When the song ended, I scanned the room for Boozey, Rob, and Dave. I knew they were all leaving right after the concert, and I wanted a chance to say bye before I returned home. I searched the venue a few times, and couldn’t find them anywhere. I walked towards the doors and then, through all those thousands of people, happened to run into the very kind Japanese woman I had originally met in Hull and queued with the first night in Hammersmith. I wanted to say goodbye to her. She held her finger up as if to stop me, that she wanted to show me something, and gestured towards a corner. She showed me her piece of the shiny shirt she had caught, then added, “I have scissors.” Now my eyes are welling up! How sweet of her, I still can’t believe she gave me a piece. She cut off a good portion, about half of what she had, and then buried the rest in my palm, the turquoise fabric glittering and slightly damp with a touch of sweat, scented with the perfected smokiness of Incense Avignon. (You know I tried to be subtle so no one would try to grab it off of me, but I couldn’t resist a sniff right away!) I hugged her, and thanked her, absolutely overcome. Out of anyone I could have run into on my way out, it was her, and she had a piece of the shirt, and she was sweet enough to do this for me. Timing.

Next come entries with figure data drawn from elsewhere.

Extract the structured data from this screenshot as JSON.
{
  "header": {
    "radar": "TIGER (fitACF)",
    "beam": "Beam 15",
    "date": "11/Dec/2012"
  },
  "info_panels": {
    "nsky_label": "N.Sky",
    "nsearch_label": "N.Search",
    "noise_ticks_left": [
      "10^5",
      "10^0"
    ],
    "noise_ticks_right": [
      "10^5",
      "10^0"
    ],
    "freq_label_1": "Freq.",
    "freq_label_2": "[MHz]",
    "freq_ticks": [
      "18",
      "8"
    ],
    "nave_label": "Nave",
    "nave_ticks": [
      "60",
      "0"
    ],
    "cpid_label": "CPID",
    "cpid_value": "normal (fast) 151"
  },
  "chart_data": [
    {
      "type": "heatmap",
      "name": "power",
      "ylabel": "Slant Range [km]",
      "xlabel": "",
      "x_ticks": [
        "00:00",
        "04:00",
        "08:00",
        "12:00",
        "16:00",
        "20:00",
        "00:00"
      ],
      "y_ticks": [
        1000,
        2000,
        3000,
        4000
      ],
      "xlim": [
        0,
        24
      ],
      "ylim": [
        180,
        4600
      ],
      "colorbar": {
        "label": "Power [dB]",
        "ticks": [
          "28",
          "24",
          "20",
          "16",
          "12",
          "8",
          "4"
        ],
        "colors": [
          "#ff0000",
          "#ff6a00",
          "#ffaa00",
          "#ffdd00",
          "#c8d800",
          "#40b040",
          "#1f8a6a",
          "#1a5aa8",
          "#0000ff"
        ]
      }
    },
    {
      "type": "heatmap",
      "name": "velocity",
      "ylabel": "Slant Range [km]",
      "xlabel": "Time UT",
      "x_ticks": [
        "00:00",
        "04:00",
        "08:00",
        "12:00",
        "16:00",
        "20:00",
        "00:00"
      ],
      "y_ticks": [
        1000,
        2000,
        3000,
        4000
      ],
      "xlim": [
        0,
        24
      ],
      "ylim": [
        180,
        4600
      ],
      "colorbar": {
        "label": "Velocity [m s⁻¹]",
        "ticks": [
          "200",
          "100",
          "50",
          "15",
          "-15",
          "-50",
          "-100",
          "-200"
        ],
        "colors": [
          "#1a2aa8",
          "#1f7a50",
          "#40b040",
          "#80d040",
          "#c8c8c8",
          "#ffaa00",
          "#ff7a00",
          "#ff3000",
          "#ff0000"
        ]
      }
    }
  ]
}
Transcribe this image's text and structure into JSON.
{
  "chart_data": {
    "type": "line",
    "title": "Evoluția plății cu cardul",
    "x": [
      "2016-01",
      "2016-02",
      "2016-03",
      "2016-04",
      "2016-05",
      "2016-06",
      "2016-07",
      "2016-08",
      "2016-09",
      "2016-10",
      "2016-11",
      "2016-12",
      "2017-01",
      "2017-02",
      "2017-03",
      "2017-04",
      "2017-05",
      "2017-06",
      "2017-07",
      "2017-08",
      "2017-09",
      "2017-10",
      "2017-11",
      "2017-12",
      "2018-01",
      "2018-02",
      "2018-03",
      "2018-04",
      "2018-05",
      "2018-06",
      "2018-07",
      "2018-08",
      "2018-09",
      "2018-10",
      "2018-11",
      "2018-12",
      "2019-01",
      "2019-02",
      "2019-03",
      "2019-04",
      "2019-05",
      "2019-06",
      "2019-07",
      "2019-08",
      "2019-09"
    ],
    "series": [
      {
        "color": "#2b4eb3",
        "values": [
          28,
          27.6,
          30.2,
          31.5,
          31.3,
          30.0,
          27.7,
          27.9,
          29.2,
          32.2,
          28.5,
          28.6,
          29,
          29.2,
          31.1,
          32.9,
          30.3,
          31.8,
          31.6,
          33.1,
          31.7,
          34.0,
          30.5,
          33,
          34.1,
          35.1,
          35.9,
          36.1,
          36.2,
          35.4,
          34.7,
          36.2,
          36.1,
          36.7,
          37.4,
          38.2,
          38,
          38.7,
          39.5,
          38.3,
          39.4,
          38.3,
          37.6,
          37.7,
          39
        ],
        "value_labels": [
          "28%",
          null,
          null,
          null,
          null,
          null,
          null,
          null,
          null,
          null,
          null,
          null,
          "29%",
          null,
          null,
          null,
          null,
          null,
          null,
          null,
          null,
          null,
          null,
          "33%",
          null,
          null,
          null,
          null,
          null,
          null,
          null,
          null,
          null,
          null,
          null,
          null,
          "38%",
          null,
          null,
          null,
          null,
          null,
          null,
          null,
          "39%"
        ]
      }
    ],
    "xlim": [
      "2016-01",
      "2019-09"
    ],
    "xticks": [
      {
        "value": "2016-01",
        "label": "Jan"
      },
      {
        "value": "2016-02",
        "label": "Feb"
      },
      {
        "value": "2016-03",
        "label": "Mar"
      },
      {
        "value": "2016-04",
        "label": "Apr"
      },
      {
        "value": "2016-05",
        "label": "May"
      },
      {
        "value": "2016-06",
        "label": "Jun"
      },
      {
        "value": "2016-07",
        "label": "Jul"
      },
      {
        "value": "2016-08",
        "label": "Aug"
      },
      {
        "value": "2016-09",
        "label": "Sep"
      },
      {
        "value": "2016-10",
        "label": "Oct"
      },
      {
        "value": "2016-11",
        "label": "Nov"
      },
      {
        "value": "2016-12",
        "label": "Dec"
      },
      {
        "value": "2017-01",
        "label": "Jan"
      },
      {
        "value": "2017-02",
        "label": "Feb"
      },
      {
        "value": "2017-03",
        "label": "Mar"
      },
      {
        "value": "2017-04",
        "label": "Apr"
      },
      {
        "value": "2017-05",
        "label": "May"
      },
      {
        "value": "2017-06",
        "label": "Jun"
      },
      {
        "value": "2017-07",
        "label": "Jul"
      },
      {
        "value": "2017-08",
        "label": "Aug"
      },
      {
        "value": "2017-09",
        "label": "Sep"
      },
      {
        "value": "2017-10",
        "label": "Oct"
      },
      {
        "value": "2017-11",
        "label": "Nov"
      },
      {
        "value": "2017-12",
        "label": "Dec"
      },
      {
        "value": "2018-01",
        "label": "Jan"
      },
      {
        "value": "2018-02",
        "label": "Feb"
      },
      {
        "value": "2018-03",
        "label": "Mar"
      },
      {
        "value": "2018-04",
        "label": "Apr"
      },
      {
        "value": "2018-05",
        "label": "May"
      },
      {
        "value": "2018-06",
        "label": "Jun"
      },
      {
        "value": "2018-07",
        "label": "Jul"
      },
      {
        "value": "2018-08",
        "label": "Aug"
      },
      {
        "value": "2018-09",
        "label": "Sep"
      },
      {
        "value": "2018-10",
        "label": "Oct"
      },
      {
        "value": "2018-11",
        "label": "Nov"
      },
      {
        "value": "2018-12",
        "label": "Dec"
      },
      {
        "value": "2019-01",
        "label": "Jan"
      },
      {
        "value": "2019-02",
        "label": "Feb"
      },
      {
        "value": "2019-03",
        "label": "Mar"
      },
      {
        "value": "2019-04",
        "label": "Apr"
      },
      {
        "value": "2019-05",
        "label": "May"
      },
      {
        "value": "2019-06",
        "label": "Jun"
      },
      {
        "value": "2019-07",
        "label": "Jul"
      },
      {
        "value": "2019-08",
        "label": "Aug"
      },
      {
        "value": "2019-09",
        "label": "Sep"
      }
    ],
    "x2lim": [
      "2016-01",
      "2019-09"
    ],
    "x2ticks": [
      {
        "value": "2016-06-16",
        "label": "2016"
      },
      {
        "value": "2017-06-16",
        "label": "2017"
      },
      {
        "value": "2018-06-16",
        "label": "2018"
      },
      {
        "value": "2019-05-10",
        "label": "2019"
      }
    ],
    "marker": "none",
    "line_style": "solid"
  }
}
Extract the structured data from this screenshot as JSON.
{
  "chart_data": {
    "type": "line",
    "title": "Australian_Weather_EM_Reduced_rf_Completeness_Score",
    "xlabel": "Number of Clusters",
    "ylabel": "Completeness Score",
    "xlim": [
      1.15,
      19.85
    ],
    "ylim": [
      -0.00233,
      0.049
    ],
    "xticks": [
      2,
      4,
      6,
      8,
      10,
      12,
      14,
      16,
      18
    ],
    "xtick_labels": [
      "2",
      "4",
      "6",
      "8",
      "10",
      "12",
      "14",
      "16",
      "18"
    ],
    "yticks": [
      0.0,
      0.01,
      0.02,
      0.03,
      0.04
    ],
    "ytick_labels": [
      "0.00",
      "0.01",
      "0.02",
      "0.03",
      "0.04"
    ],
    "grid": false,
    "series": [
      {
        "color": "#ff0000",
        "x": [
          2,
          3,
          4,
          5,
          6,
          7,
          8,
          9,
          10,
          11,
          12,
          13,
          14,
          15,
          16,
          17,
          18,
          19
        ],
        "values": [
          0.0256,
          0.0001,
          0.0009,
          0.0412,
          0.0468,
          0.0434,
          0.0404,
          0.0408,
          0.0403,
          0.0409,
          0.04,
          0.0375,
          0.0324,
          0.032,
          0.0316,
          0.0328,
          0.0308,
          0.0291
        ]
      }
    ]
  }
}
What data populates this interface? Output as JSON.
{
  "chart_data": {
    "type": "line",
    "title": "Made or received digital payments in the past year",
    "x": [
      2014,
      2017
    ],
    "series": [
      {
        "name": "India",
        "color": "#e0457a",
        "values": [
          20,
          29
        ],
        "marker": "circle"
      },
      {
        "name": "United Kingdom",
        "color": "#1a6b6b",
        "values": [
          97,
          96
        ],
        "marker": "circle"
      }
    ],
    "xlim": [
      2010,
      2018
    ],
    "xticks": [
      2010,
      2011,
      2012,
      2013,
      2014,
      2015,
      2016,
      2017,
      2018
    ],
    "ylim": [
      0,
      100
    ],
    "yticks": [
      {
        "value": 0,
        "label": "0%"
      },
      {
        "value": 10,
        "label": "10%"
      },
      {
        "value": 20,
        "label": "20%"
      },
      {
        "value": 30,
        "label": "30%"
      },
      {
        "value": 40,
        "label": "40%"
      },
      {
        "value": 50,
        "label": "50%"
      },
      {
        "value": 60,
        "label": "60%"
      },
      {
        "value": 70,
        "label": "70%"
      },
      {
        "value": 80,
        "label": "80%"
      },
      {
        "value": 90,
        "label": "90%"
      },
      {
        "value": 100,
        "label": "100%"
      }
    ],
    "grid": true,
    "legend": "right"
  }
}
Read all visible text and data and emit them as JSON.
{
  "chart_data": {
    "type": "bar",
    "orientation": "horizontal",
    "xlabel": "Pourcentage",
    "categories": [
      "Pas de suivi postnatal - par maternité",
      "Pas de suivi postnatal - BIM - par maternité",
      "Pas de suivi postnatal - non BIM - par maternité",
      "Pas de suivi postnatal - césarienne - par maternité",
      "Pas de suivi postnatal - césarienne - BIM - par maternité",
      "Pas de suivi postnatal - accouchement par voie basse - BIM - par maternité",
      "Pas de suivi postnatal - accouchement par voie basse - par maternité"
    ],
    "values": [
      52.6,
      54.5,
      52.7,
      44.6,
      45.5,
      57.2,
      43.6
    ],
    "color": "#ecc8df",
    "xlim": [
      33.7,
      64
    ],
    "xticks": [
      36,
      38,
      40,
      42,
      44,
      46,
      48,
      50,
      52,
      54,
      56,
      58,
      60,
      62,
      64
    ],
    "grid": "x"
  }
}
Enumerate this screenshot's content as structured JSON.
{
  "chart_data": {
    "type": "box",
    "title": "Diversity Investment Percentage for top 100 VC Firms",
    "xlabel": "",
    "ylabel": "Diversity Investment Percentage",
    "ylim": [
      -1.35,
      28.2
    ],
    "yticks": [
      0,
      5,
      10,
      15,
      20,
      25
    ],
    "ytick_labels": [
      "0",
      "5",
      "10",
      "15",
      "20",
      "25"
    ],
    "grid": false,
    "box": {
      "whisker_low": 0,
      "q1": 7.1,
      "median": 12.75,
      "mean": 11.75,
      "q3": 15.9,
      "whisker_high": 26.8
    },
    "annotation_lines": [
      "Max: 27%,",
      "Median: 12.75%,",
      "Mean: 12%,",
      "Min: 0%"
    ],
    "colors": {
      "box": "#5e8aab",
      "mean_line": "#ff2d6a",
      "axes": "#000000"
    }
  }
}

For the second time in just over 24 hours, I knew what I had to do. I knew I had to find Boozelette. When I walked outside of the venue, I scanned the crowds for her and then I finally saw her and Dave… She told the rest of the story so beautifully I don’t think I need to tell it again, but I was so happy to give her a piece of the shirt. And I’ll never forget the look on her face when she realized I was going to give her a piece; I could see how much it meant to her. So many tiny factors coming together, down to perfect timing, led to us each having a piece of Moz’s shiny shirt. It felt like somehow, someway, we were meant to each have a piece.